NAOC Scientists Use LAMOST Data to Explore the Formation of the Galactic
Using the LAMOST data, Dr. Qianfan Xing and Dr. Gang Zhao from the National Astronomical Observatories of Chinese Academy of Sciences (CAS), analysed the Mg abundances of F- and G-type dwarf stars and find evidence for accreted component in the Galactic thick disc. These accreted stars possess relatively low Mg abundances with high orbital eccentricities and high maximum Galactocentricradii, providing observational evidence to support a gas-rich merger origin of the Galactic thick disc.
The presence of thick stellar disc in the Milky Way has been established for decades. However, the dominant formation mechanism of the thick disc is still unclear. The radial migration scenario suggests the thick disc is created from stars migrating outward from the inner part of the disc; Models of disc heating propose the thick disc is composed of stars heated by minor mergers of satellites; In the accretion scenario, stars from infalling dwarf galaxies compose the thick disc; Gas-rich merger models suggest the accretion of a gas-rich merger results in the formation of the thick disc. The accretion of stars originated from dwarf galaxies are involved in both accretion and gas-rich merger models. But the proportion of accreted stars and stars formed in-situ is different in two models.
It is important to determine the role played by accreted stars in the formation of the thick disc. This work investigates the properties of the Galactic discs using F- and G-type dwarfs with distances and proper motions. The sample stars are assigned into different stellar populations by using kinematic criteria. The thin and thick discs are well separated from each other by a relatively low-density region of [Mg/Fe] (Fig. 1). Compared to the thin disc, the thick disk is composed of metal-poor and alpha-enriched stars, indicating the thick-disc stars are born earlier than most thin-disc stars. A few of metal-poor stars with the kinematics of thick disc are found to possess relatively low [Mg/Fe]. They do not follow the general [Mg/Fe] trend of the thick disk and are chemically similar to stars in satellite dwarf galaxies. Their large apogalactic distance and orbital eccentricity allow them to reach positions far away from the Galactic centre, suggesting they were formed in dwarf galaxies and confined to the thick disc after the accretion events.

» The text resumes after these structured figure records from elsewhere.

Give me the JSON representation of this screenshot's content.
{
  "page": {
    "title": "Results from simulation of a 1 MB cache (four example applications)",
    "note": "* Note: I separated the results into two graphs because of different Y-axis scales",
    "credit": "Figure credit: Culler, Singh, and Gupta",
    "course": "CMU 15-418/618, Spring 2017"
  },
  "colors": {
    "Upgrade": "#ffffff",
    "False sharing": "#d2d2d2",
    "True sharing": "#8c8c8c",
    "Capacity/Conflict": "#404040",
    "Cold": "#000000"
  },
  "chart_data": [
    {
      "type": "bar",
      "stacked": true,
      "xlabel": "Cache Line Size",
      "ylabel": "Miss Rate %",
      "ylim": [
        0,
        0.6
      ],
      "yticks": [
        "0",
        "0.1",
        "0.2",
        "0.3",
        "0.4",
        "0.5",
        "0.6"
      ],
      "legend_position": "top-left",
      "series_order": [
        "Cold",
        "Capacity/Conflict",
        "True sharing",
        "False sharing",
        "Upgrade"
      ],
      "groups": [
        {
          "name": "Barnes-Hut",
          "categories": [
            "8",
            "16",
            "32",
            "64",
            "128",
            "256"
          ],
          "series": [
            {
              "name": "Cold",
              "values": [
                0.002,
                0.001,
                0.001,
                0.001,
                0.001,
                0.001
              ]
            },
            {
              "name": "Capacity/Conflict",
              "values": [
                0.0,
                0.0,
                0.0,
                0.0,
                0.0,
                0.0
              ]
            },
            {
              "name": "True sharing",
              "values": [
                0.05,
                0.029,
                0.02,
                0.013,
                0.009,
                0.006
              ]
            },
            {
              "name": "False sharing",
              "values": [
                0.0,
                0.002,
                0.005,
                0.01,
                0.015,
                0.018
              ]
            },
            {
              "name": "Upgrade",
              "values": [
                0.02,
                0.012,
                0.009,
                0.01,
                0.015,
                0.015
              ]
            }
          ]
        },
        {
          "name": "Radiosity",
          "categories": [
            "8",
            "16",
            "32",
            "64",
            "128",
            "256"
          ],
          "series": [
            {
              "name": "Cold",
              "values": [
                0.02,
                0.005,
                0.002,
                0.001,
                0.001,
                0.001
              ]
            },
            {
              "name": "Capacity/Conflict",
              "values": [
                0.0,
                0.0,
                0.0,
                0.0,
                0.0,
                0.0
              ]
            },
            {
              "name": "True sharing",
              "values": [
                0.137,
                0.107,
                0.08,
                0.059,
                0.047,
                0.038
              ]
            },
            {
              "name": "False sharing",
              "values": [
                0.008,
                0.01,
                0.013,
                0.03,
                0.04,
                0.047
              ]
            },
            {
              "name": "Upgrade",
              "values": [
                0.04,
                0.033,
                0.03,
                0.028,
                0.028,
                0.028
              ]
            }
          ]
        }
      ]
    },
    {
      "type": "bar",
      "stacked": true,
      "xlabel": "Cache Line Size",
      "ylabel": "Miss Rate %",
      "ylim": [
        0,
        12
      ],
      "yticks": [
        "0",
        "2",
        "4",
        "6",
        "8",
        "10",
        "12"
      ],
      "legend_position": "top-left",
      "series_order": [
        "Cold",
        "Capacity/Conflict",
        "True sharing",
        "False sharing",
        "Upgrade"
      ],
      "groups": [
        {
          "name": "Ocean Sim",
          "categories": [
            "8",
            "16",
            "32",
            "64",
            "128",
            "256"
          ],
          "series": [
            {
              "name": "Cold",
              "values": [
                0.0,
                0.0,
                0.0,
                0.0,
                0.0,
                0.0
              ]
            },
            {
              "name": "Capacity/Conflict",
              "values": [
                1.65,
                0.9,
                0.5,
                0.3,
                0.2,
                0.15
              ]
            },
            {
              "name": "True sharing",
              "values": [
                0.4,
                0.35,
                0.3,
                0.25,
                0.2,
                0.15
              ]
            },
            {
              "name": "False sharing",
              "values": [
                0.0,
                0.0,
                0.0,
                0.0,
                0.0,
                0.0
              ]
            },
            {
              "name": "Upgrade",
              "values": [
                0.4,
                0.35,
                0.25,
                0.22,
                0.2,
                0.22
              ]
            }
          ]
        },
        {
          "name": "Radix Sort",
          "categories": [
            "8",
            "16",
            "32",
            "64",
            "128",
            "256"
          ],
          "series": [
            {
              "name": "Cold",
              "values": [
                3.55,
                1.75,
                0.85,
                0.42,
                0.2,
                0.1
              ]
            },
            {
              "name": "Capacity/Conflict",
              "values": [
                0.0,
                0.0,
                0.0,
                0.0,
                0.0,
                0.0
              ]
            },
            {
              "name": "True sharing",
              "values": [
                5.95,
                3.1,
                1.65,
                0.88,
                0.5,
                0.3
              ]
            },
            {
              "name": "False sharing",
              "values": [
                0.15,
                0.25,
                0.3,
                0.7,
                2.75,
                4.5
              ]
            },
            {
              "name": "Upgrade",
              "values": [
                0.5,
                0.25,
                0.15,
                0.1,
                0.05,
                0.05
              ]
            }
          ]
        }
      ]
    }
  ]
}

The existence of accreted component in the thick disc confirms the contribution from the dwarf galaxies for the formation of the thick disc. However, the proportion of accreted stars is relatively small in contrast with thick-disc stars formed in-situ, far below the prediction of the accreted model. Composed primarily of stars formed in-situ, the thick disc possesses a few of stars accreted from dwarf galaxies, in consistent with the gas-rich merger models. Moreover, the distribution of eccentricities in the thick disc is in good agreement with the gas-rich merger models.
Figure1: Location of sample stars in the [Mg/Fe]-[Fe/H] plane. The normal thick-disc stars are shown in blue circles, and the low-Mg stars are highlighted with red circles. Figure2: Distribution of rapo with respect to eccentricity for thick-disc stars. The low-Mg stars are shown in red circles.